Day 152 - Dips and Sunk Costs
31st August, 2021
The seemingly perpetual lack of sleep endowed by parenthood leaves me so exhausted some days that I feel like giving up. I don’t…but I sure as sh*t feel like it.
For times in the lab and doing research where that same creeping feeling of futility arises, awareness of two interconnect concepts have helped to no end.
The Dip - as coined by marketer and author Seth Godin - refers to those times, during any project, where you feel like there’s no point in going on. You feel like you can’t do it, you’re not good enough, it's all been a waste of time, there’s no end in sight, no sign of success. This most terrible of troughs triggers the height of your temptation to burn all your bridges between here…and the possible there. Yet, with small consistent efforts, the Dip can be scaled and escaped from. Only with that guttural grind will all your efforts bear the fruit you crave when you’re at your most ravenous.
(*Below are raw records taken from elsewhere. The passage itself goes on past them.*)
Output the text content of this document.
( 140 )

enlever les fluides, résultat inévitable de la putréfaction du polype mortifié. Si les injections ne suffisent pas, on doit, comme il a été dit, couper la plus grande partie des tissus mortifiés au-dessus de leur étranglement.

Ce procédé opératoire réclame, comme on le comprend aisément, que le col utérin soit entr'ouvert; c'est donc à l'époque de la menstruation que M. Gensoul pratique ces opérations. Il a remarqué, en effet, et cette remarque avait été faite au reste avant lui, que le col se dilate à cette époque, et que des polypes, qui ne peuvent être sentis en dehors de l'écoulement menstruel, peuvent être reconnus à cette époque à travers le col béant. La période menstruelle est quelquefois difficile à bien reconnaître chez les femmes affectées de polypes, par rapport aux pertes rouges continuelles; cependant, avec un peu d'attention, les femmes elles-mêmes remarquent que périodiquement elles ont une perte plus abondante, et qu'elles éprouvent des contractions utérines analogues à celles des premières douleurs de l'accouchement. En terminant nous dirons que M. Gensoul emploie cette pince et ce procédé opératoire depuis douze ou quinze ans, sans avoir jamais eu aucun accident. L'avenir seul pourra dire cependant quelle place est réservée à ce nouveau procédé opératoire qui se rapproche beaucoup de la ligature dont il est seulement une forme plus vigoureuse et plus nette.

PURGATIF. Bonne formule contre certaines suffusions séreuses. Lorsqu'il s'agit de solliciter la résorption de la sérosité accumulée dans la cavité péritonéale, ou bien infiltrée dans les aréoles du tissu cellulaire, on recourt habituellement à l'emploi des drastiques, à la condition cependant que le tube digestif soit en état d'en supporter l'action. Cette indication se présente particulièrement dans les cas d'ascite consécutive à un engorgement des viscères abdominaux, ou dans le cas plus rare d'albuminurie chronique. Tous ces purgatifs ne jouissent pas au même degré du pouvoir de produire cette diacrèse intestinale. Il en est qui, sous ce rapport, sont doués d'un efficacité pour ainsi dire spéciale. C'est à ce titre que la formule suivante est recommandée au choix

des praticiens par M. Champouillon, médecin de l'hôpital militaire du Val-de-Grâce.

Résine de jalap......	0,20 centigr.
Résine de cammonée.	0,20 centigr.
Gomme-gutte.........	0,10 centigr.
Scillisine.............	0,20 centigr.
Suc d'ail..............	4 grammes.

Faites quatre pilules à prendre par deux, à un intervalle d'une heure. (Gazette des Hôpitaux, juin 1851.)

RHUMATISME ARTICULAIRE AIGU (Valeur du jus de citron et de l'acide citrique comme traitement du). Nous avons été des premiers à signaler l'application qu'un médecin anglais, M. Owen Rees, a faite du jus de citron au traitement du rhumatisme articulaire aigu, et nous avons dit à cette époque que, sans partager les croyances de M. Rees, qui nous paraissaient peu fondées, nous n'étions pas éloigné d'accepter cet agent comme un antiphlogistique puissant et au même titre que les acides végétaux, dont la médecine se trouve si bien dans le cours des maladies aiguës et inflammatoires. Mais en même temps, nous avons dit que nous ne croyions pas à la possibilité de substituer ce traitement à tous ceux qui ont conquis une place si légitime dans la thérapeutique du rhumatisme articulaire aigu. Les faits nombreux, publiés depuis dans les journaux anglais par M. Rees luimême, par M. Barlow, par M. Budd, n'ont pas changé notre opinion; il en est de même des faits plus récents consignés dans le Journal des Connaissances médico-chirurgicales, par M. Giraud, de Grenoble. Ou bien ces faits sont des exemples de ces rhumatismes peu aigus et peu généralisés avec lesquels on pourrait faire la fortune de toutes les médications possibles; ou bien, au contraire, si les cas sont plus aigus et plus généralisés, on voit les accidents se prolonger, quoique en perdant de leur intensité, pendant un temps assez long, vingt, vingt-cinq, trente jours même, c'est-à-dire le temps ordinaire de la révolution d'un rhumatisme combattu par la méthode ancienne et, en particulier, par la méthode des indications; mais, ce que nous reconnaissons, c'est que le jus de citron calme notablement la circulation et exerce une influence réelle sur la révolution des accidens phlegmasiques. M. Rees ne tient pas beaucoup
I’ve sketched out one version of the Dip in this Daily Thought.
There is a sister concept that is just as valuable and arguably far less intuitive than the Dip. Understanding your sunk costs and the Sunk Cost Fallacy can help you focus or even realign your efforts on more fruitful pursuits. The concept is spoken about in the same breath as the Dip, and also in the works of, for example, Daniel Kahneman. The Sunk Cost Fallacy identifies those efforts and investments you’ve made that are clearly going nowhere productive. Yet, given how much time or effort or money you’ve ploughed into the project, you cling onto it in a hope beyond hope. You are blinded to the brutal fact that it would be better to give up and reinvest your energy elsewhere.
Understanding the Dip has helped me through times of rejection and catastrophically chaotic projects that just needed a small consistent push every day to get beyond the low point. By the same chord, it has become more comfortable to let entire research programmes go up in smoke in the knowledge that those ideas where being executed expertly by other, more competitively resourced teams at a time when it made no sense for me to play second fiddle or runner up. Such sunk costs became a gift from past efforts to spot new albeit risky opportunities to pivot to pastures new. I wouldn’t be sitting here now if I hadn’t first gained the awareness of the counterintuitive value of letting some things go.
So, where are the low points in which you realize its a Dip and you need to push on through?
And what are the sunk costs you’re holding onto that mgiht be holding you back from greater things?